Bila sang mudharib atau pemodal menuntut pembagian laba yang tampak sebelum modal kembali, maka ada dua kemungkinan:
a. Salah satunya menolak pembagian laba
Dalam kondisi demikian yang didahulukan adalah ucapan pihak yang menolak, sehingga laba tidak boleh dibagi.
b. Keduanya sama-sama ridha
Dalam kondisi seperti ini, pendapat mayoritas ulama sebagaimana yang dinukil Ibnul Mundzir t, sang mudharib tidak boleh mengambil laba hingga modal kembali (Al-Mughni 6/484-485).
5. Kaidah dalam masalah mudharabah:
الْوَضِيعَةُ فِي الْمُضَارَبَةِ عَلَى الْمَالِ خَاصَّةً لَيْسَ عَلَى الْعَامِلِ مِنْهَا شَيْءٌ
“Kerugian pada akad mudharabah ditanggung harta (modal), sang amil tidak menanggung kerugian sedikit pun.” (Al-Mughni 6/447)
Maksudnya, bila pada usaha mudharabah terjadi kerugian, pada prinsipnya yang menanggung adalah pemilik modal, bukan mudharib (amil).

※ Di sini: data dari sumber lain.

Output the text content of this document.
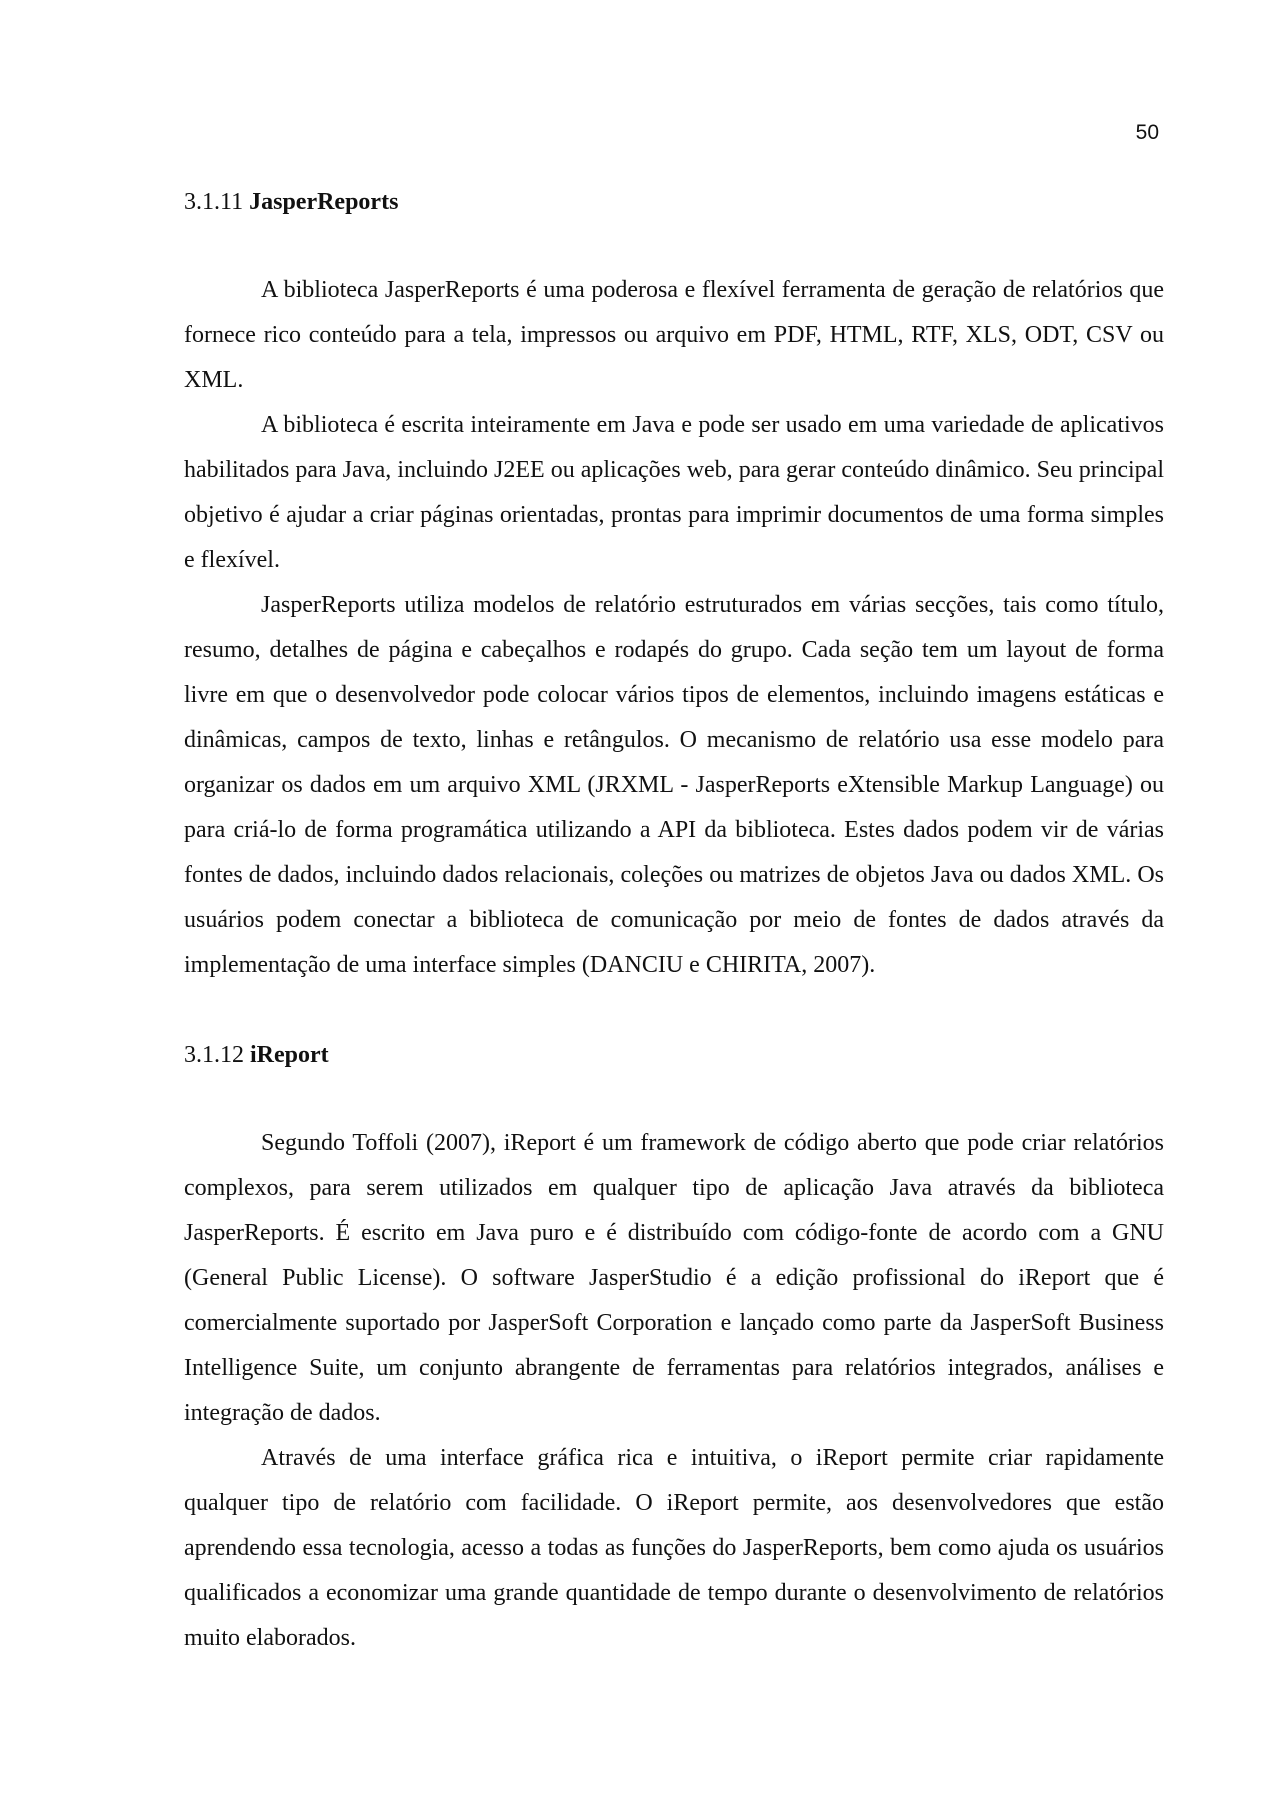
50
3.1.11 JasperReports

A biblioteca JasperReports é uma poderosa e flexível ferramenta de geração de relatórios que fornece rico conteúdo para a tela, impressos ou arquivo em PDF, HTML, RTF, XLS, ODT, CSV ou XML.

A biblioteca é escrita inteiramente em Java e pode ser usado em uma variedade de aplicativos habilitados para Java, incluindo J2EE ou aplicações web, para gerar conteúdo dinâmico. Seu principal objetivo é ajudar a criar páginas orientadas, prontas para imprimir documentos de uma forma simples e flexível.

JasperReports utiliza modelos de relatório estruturados em várias secções, tais como título, resumo, detalhes de página e cabeçalhos e rodapés do grupo. Cada seção tem um layout de forma livre em que o desenvolvedor pode colocar vários tipos de elementos, incluindo imagens estáticas e dinâmicas, campos de texto, linhas e retângulos. O mecanismo de relatório usa esse modelo para organizar os dados em um arquivo XML (JRXML - JasperReports eXtensible Markup Language) ou para criá-lo de forma programática utilizando a API da biblioteca. Estes dados podem vir de várias fontes de dados, incluindo dados relacionais, coleções ou matrizes de objetos Java ou dados XML. Os usuários podem conectar a biblioteca de comunicação por meio de fontes de dados através da implementação de uma interface simples (DANCIU e CHIRITA, 2007).

3.1.12 iReport

Segundo Toffoli (2007), iReport é um framework de código aberto que pode criar relatórios complexos, para serem utilizados em qualquer tipo de aplicação Java através da biblioteca JasperReports. É escrito em Java puro e é distribuído com código-fonte de acordo com a GNU (General Public License). O software JasperStudio é a edição profissional do iReport que é comercialmente suportado por JasperSoft Corporation e lançado como parte da JasperSoft Business Intelligence Suite, um conjunto abrangente de ferramentas para relatórios integrados, análises e integração de dados.

Através de uma interface gráfica rica e intuitiva, o iReport permite criar rapidamente qualquer tipo de relatório com facilidade. O iReport permite, aos desenvolvedores que estão aprendendo essa tecnologia, acesso a todas as funções do JasperReports, bem como ajuda os usuários qualificados a economizar uma grande quantidade de tempo durante o desenvolvimento de relatórios muito elaborados.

Kerugian sang amil adalah dia tidak mendapatkan apapun dari usaha mudharabah.
Lebih jelasnya, usaha mudharabah mengalami beberapa kemungkinan:
a. Mendapatkan laba
Maka laba itulah yang dibagi sesuai persentase jatah yang disepakati setelah modal kembali.
b. Tidak untung tidak rugi (kembali modal)
Maka pemodal mendapatkan kembali modalnya sedangkan amil tidak mendapatkan apa-apa.
c. Terjadi kerugian
Ada dua kemungkinan lagi untuk kondisi ini:
1) Rugi dan modal masih sisa
Maka kerugian ditanggung modal, shahibul maal hanya mendapatkan sisa modal yang ada. Sementara amil tidak mendapatkan apa-apa.
2) Rugi total
Kerugian ditanggung modal, shahibul maal kehilangan modalnya, amil tidak mendapatkan apa-apa.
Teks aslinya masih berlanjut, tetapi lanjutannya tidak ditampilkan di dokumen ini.